Don't procrastinate when it comes to saving

Nov 19 2015 08:05
Schalk Louw

When I look at today’s savings trends, I get the idea that South Africans take the ‘there will always be something more important than saving’ approach.

Many feel that they have more than enough time to save before retirement. Besides, you live for the moment.

The new bicycle, hi-fi system, golf clubs or coat you have been eyeing will certainly bring you more joy in this particular moment, right?

I believe that this is the main reason that SA’s personal savings numbers (as a percentage of personal income) have dropped from a level of around 11% in the 1970s, to around 5% in the 1990s, to the current -2% level.

Our country’s spending habits have increased as interest rates dropped lower and lower.

A 30-year-old recently sent me an email asking me how much he would have to save each month for the next 30 years to provide an income of approximately R15 000 per month in today’s terms, after retirement.

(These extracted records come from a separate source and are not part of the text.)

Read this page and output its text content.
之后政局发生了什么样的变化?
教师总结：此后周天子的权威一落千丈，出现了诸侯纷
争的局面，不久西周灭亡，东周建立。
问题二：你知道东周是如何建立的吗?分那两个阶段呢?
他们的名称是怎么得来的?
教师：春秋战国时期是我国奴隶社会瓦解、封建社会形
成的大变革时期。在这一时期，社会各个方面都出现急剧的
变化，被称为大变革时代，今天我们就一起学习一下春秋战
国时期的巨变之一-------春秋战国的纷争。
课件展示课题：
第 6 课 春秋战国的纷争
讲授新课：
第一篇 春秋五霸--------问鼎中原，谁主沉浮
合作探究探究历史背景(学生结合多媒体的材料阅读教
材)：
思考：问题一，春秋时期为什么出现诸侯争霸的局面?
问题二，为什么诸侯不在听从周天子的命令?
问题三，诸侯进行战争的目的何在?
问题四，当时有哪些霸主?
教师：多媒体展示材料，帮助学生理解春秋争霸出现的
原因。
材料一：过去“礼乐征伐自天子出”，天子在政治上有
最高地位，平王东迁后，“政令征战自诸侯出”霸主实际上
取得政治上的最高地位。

There is a short and a long answer to this question, and I will discuss both.

The short answer is to start saving immediately, regardless of the amount. Just start! Studies have shown that the earlier you start saving, the more comfortable your retirement will be.

The long answer will take several assumptions into consideration (based mostly on government goals and historical data – none of which bear any guarantees for future performance).

Firstly, the government made it clear that it would like to keep inflation levels at around 4%-6%.

At current risk-free return levels of 5.7%, you would have to save roughly R3.6m in today’s terms to provide you with an income of R15 000 per month.

Working on the assumption that inflation will remain steady at 6% for the next 30 years, and that risk-free returns will remain at 5.7%, it would mean that today’s R3.6m will equal approximately R21.7m in 30 years’ time.

If we use an income tax rate of 30% and take a look at the different asset classes, we will see that shares have still delivered the best returns since 1986 (inflation +8%).

Properties came in second (inflation +5%) and bonds came third (inflation +2%), while the money market underperformed inflation by -1% per year.

If the next 30 years’ average returns follow in the footsteps of the past almost 30-year average (inflation plus) and this investor braved the higher risk of shares, he should be saving an average of R3 950 per month for the next 30 years to reach his goal.

If he prefers the comfort of a more diversified portfolio (60% shares, 5% property shares and 35% bonds), he would have to save R6 600 per month.

Although this is an extra R2 650 to put away each month, it still beats the ?R26 000 per month he would have to invest in the money market to reach his goal.